Book Review: The Grapes Of Wrath

John Steinbeck's classic American novel is a powerful and gripping saga, but for me it was more than a fascinating read, it's a commentary on my own children's heritage. Set during the Great Depression and economic hardships of the Dust Bowl, Steinbeck follows the struggles of the fictional Joad family as they travel Route 66 west to California looking for work and hoping for a better life. It was fascinating to follow the transformation from sharecropping farmers to migrant workers as each new hardship forces sociological changes. Interspersed throughout the story are chapters reflecting the grander scope, giving a better understanding that this struggle is more than one family and truly a national crisis.
My wife's grandmother was born in Arkansas, married at 16 and has traveled the grapevine often. It was exciting to read about places like Bakersfield where she still resides, and Oklahoma where aunts and uncles have returned. My father-in-law attended grade school in Weedpatch and I've seen the photos of when they lived at the government camp. In one, Grandma is wearing a borrowed dress outside the clapboard shack, ready to attend the Saturday night dance just as Steinbeck describes.

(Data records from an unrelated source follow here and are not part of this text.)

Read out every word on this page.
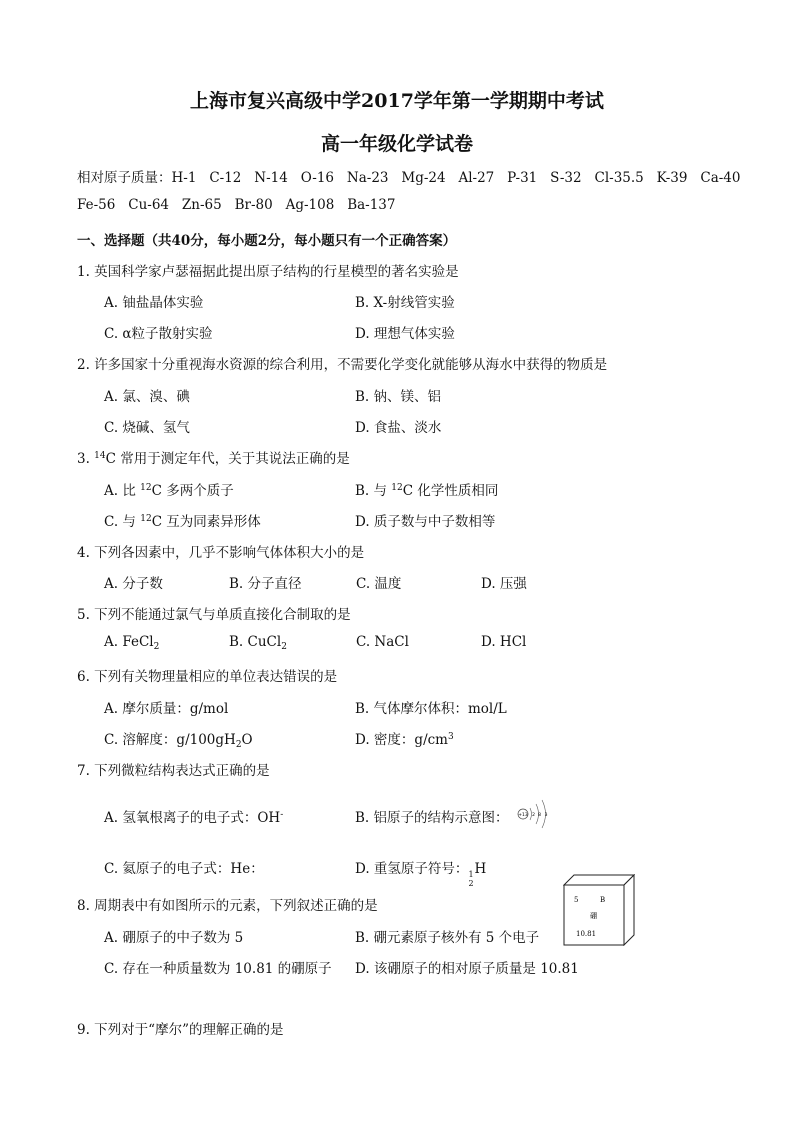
上海市复兴高级中学2017学年第一学期期中考试
高一年级化学试卷
相对原子质量：H-1 C-12 N-14 O-16 Na-23 Mg-24 Al-27 P-31 S-32 Cl-35.5 K-39 Ca-40
Fe-56 Cu-64 Zn-65 Br-80 Ag-108 Ba-137
一、选择题（共40分，每小题2分，每小题只有一个正确答案）
1. 英国科学家卢瑟福据此提出原子结构的行星模型的著名实验是
A. 铀盐晶体实验	B. X-射线管实验
C. α粒子散射实验	D. 理想气体实验
2. 许多国家十分重视海水资源的综合利用，不需要化学变化就能够从海水中获得的物质是
A. 氯、溴、碘	B. 钠、镁、铝
C. 烧碱、氢气	D. 食盐、淡水
3. $^{14}$C 常用于测定年代，关于其说法正确的是
A. 比 $^{12}$C 多两个质子	B. 与 $^{12}$C 化学性质相同
C. 与 $^{12}$C 互为同素异形体	D. 质子数与中子数相等
4. 下列各因素中，几乎不影响气体体积大小的是
A. 分子数	B. 分子直径	C. 温度	D. 压强
5. 下列不能通过氯气与单质直接化合制取的是
A. FeCl$_2$	B. CuCl$_2$	C. NaCl	D. HCl
6. 下列有关物理量相应的单位表达错误的是
A. 摩尔质量：g/mol	B. 气体摩尔体积：mol/L
C. 溶解度：$g/100gH_2O$	D. 密度：$g/cm^3$
7. 下列微粒结构表达式正确的是
A. 氢氧根离子的电子式：OH-	B. 铝原子的结构示意图： +13 2 8 3
C. 氦原子的电子式：He：	D. 重氢原子符号： 1
2
H
8. 周期表中有如图所示的元素，下列叙述正确的是
A. 硼原子的中子数为 5	B. 硼元素原子核外有 5 个电子
C. 存在一种质量数为 10.81 的硼原子 D. 该硼原子的相对原子质量是 10.81
5	B
硼
10.81
9. 下列对于“摩尔”的理解正确的是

The book is filled with colloquial speech and can be difficult to read as well as quite a bit of vulgar language. There are several graphic scenes of violence which accentuate the depth of their struggle. It's easy to see why this book would have been banned and even burned. If any of this would prevent you from reading the book, may I recommend the movie starring Henry Fonda. It eliminates the rough language and gives a cleaner ending. However, I know the real story hasn't ended. It continues on today in the heritage of my own family, effecting our values, decisions, and relationships.